Uno de los momentos más estupefacientes que recuerdo de vacaciones, muy apropiado para lo que acostumbramos en este blog, ocurrió hace más de treinta y cinco años. Por entonces yo desconocía que existiera esa palabra, estupefaciente, pero puedo presumir de haber experimentado la sensación sin necesidad de gurús ni pequeñas caras amarillas sonrientes.

Fue en España, en concreto Lloret de Mar a principios de los setenta, cuando la costa mediterránea hervía gracias al turismo, los hippies eran omnipresentes por todo Levante y Alfredo Landa protagonizaba películas ridículas. Si hará tiempo de esto que en los bares sonaban Un rayo de sol y el Triqui, triqui de Demís Roussos y se servía leche de pantera... Como yo apenas levantaba medio metro del suelo lo mismo me daba estar en Gerona que en el parque de mi ciudad, lo cual demuestra que llevar niños de viaje a un sitio lejano es una pérdida de tiempo, dinero y esfuerzo para los padres -y de paciencia para los demás-, aunque vale para que décadas después escriban tonterías en Internet.

Pero volvamos al caso. Para paliar mi aburrimiento me llevaron una tarde al cine. Todavía existían salas en el casco urbano; la humanidad aún no se había infectado con el virus de los centros comerciales, pese a lo cual vivía sin problemas. La película elegida era de dibujos animados, El gato con botas. La cito explícitamente por la ironía que vino a continuación. Al salir del local ya declinaba la tarde y las sombras empezaban a desparramarse sobre el empavesado, algo que colaboró sin duda a darle un toque fantástico a la escena. Los rótulos de neón, encendiéndose y apagándose rítmicamente para llamar la atención del cliente, y algún que otro modelito estrambótico vestido por alguna turista nórdica le dieron el punto que faltaba. El psicodélico, quiero decir. Todo estaba dispuesto para la función, la verdadera.

Entonces, sobreponiéndose a la música estridente que escapaba por las cortinas de los pubs y las discotheques, que de aquélla aún se llamaban así, se oyó a lo lejos un vocerío entre demoníaco y etílico. Acto seguido, un minúsculo ratoncito del tamaño de mi pulgar pasó como una exhalación ante mí, galopando sobre los adoquines como alma que lleva el diablo.
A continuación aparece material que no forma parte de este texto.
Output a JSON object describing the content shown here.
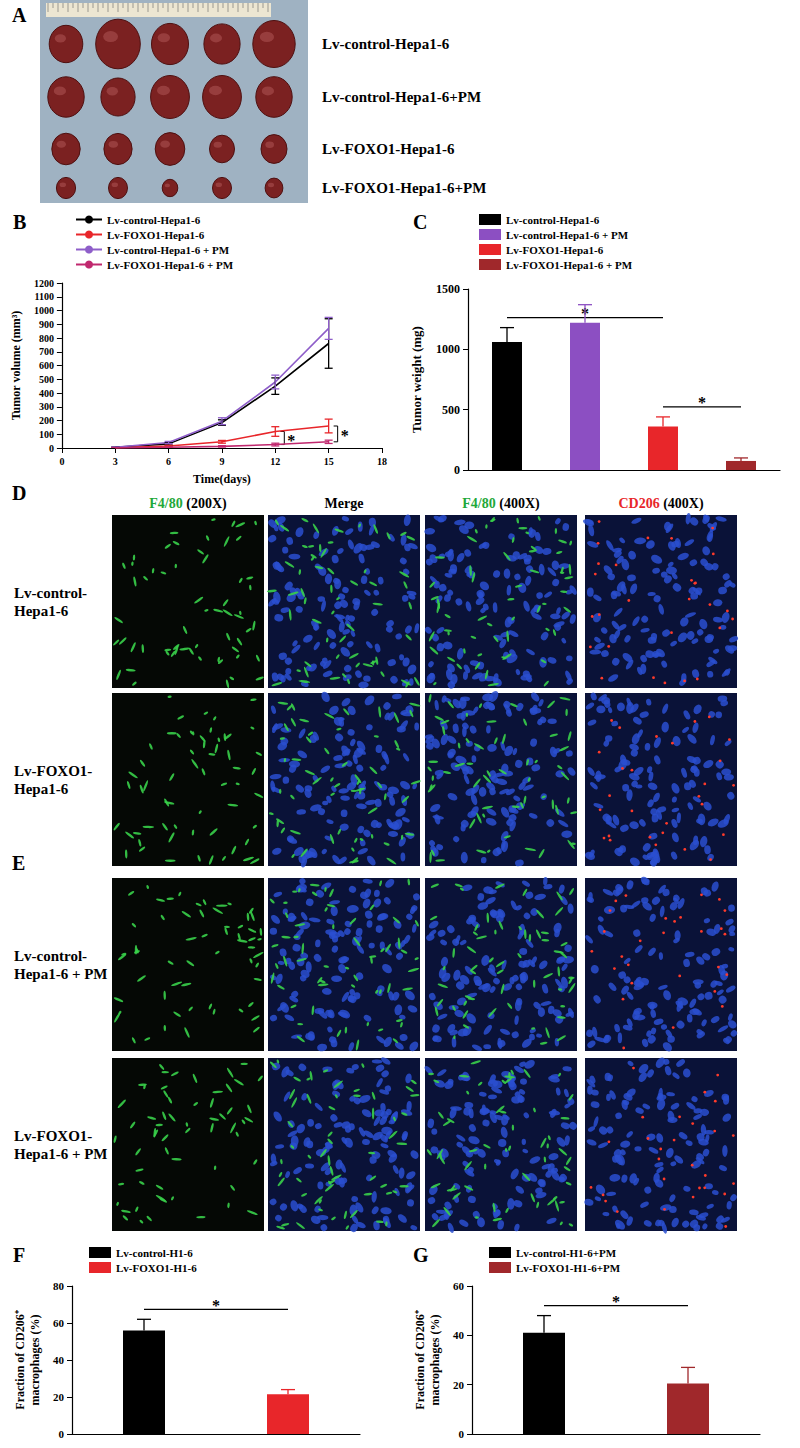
{
  "photo_panel": {
    "letter": "A",
    "rows": [
      "Lv-control-Hepa1-6",
      "Lv-control-Hepa1-6+PM",
      "Lv-FOXO1-Hepa1-6",
      "Lv-FOXO1-Hepa1-6+PM"
    ]
  },
  "micrograph_columns": [
    {
      "stain": "F4/80",
      "color": "#1fa83a",
      "magnification": "(200X)"
    },
    {
      "stain": "Merge",
      "color": "#000000"
    },
    {
      "stain": "F4/80",
      "color": "#1fa83a",
      "magnification": "(400X)"
    },
    {
      "stain": "CD206",
      "color": "#e8262a",
      "magnification": "(400X)"
    }
  ],
  "micrograph_panels": [
    {
      "letter": "D",
      "rows": [
        [
          "Lv-control-",
          "Hepa1-6"
        ],
        [
          "Lv-FOXO1-",
          "Hepa1-6"
        ]
      ]
    },
    {
      "letter": "E",
      "rows": [
        [
          "Lv-control-",
          "Hepa1-6 + PM"
        ],
        [
          "Lv-FOXO1-",
          "Hepa1-6 + PM"
        ]
      ]
    }
  ],
  "chart_data": [
    {
      "title": "B",
      "type": "line",
      "x_label": "Time(days)",
      "y_label": "Tumor volume (mm³)",
      "x": [
        3,
        6,
        9,
        12,
        15
      ],
      "xlim": [
        0,
        18
      ],
      "xticks": [
        0,
        3,
        6,
        9,
        12,
        15,
        18
      ],
      "ylim": [
        0,
        1200
      ],
      "yticks": [
        0,
        100,
        200,
        300,
        400,
        500,
        600,
        700,
        800,
        900,
        1000,
        1100,
        1200
      ],
      "grid": false,
      "legend": "upper left",
      "series": [
        {
          "name": "Lv-control-Hepa1-6",
          "color": "#000000",
          "values": [
            5,
            30,
            185,
            450,
            760
          ],
          "errors": [
            2,
            8,
            20,
            60,
            180
          ]
        },
        {
          "name": "Lv-FOXO1-Hepa1-6",
          "color": "#e8262a",
          "values": [
            2,
            15,
            45,
            120,
            160
          ],
          "errors": [
            1,
            5,
            10,
            35,
            50
          ]
        },
        {
          "name": "Lv-control-Hepa1-6 + PM",
          "color": "#8e5ec9",
          "values": [
            5,
            40,
            195,
            480,
            870
          ],
          "errors": [
            2,
            8,
            25,
            50,
            80
          ]
        },
        {
          "name": "Lv-FOXO1-Hepa1-6 + PM",
          "color": "#c0286e",
          "values": [
            1,
            5,
            12,
            25,
            45
          ],
          "errors": [
            1,
            3,
            5,
            10,
            12
          ]
        }
      ],
      "annotations": [
        "*",
        "*"
      ]
    },
    {
      "title": "C",
      "type": "bar",
      "y_label": "Tumor weight (mg)",
      "categories": [
        null,
        null,
        null,
        null
      ],
      "ylim": [
        0,
        1500
      ],
      "yticks": [
        0,
        500,
        1000,
        1500
      ],
      "grid": false,
      "legend": "upper left",
      "tick_labels": "y",
      "series": [
        {
          "name": "Lv-control-Hepa1-6",
          "color": "#000000",
          "values": [
            1060,
            null,
            null,
            null
          ],
          "errors": [
            120,
            null,
            null,
            null
          ]
        },
        {
          "name": "Lv-control-Hepa1-6 + PM",
          "color": "#8c4fc2",
          "values": [
            null,
            1220,
            null,
            null
          ],
          "errors": [
            null,
            150,
            null,
            null
          ]
        },
        {
          "name": "Lv-FOXO1-Hepa1-6",
          "color": "#e8262a",
          "values": [
            null,
            null,
            360,
            null
          ],
          "errors": [
            null,
            null,
            80,
            null
          ]
        },
        {
          "name": "Lv-FOXO1-Hepa1-6 + PM",
          "color": "#a0282b",
          "values": [
            null,
            null,
            null,
            75
          ],
          "errors": [
            null,
            null,
            null,
            25
          ]
        }
      ],
      "annotations": [
        "*",
        "*"
      ]
    },
    {
      "title": "F",
      "type": "bar",
      "y_label": "Fraction of CD206⁺\nmacrophages (%)",
      "categories": [
        null,
        null
      ],
      "ylim": [
        0,
        80
      ],
      "yticks": [
        0,
        20,
        40,
        60,
        80
      ],
      "grid": false,
      "legend": "upper left",
      "tick_labels": "y",
      "series": [
        {
          "name": "Lv-control-H1-6",
          "color": "#000000",
          "values": [
            56,
            null
          ],
          "errors": [
            6,
            null
          ]
        },
        {
          "name": "Lv-FOXO1-H1-6",
          "color": "#e8262a",
          "values": [
            null,
            21.5
          ],
          "errors": [
            null,
            2.5
          ]
        }
      ],
      "annotations": [
        "*"
      ]
    },
    {
      "title": "G",
      "type": "bar",
      "y_label": "Fraction of CD206⁺\nmacrophages (%)",
      "categories": [
        null,
        null
      ],
      "ylim": [
        0,
        60
      ],
      "yticks": [
        0,
        20,
        40,
        60
      ],
      "grid": false,
      "legend": "upper left",
      "tick_labels": "y",
      "series": [
        {
          "name": "Lv-control-H1-6+PM",
          "color": "#000000",
          "values": [
            41,
            null
          ],
          "errors": [
            7,
            null
          ]
        },
        {
          "name": "Lv-FOXO1-H1-6+PM",
          "color": "#a0282b",
          "values": [
            null,
            20.5
          ],
          "errors": [
            null,
            6.5
          ]
        }
      ],
      "annotations": [
        "*"
      ]
    }
  ]
}
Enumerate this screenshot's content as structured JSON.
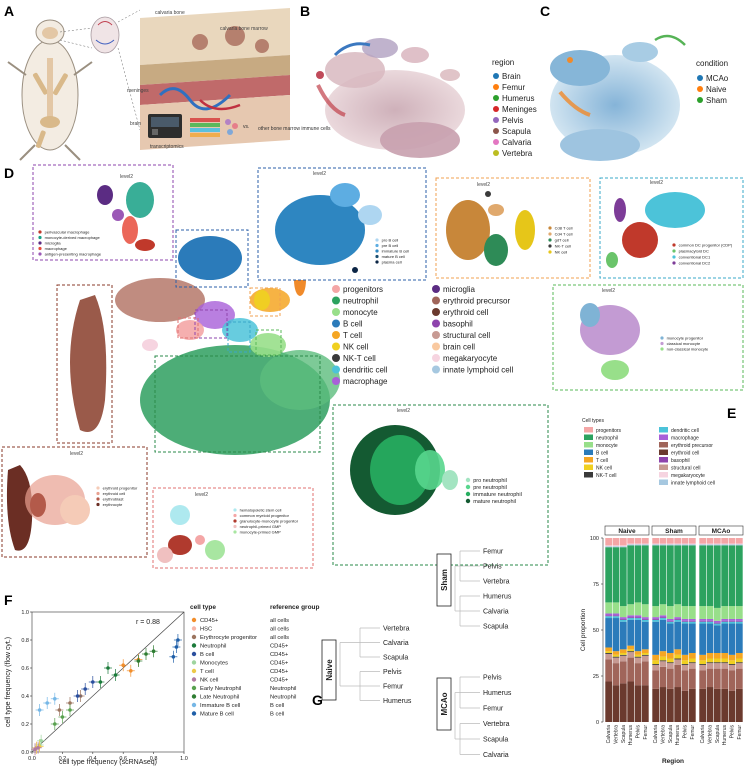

Parecía supervitaminado y mineralizado. Pero no, tenía razones mejores para correr de aquella forma, aparte de que ni tenía capa ni hablaba con acento portorriqueño. De hecho, más que a Súper-Ratón se parecía a Pixie o Dixie escapando del gato andaluz porque unos segundos después apareció, también a la carrera, un tropel de individuos borrachos riendo, dando alaridos, los ojos en blanco y ondeando sus chaquetas, en febril persecución del infortunado animalillo.

Cazadores y presa se perdieron en el horizonte ante mis alucinados ojos, que pedían al cerebro la urgente confirmación de que la escena había sido real, que no se trataba de un salto a la quinta dimensión, tan de moda en la época por cierto. La consiguiente sinapsis aún dura hoy en día.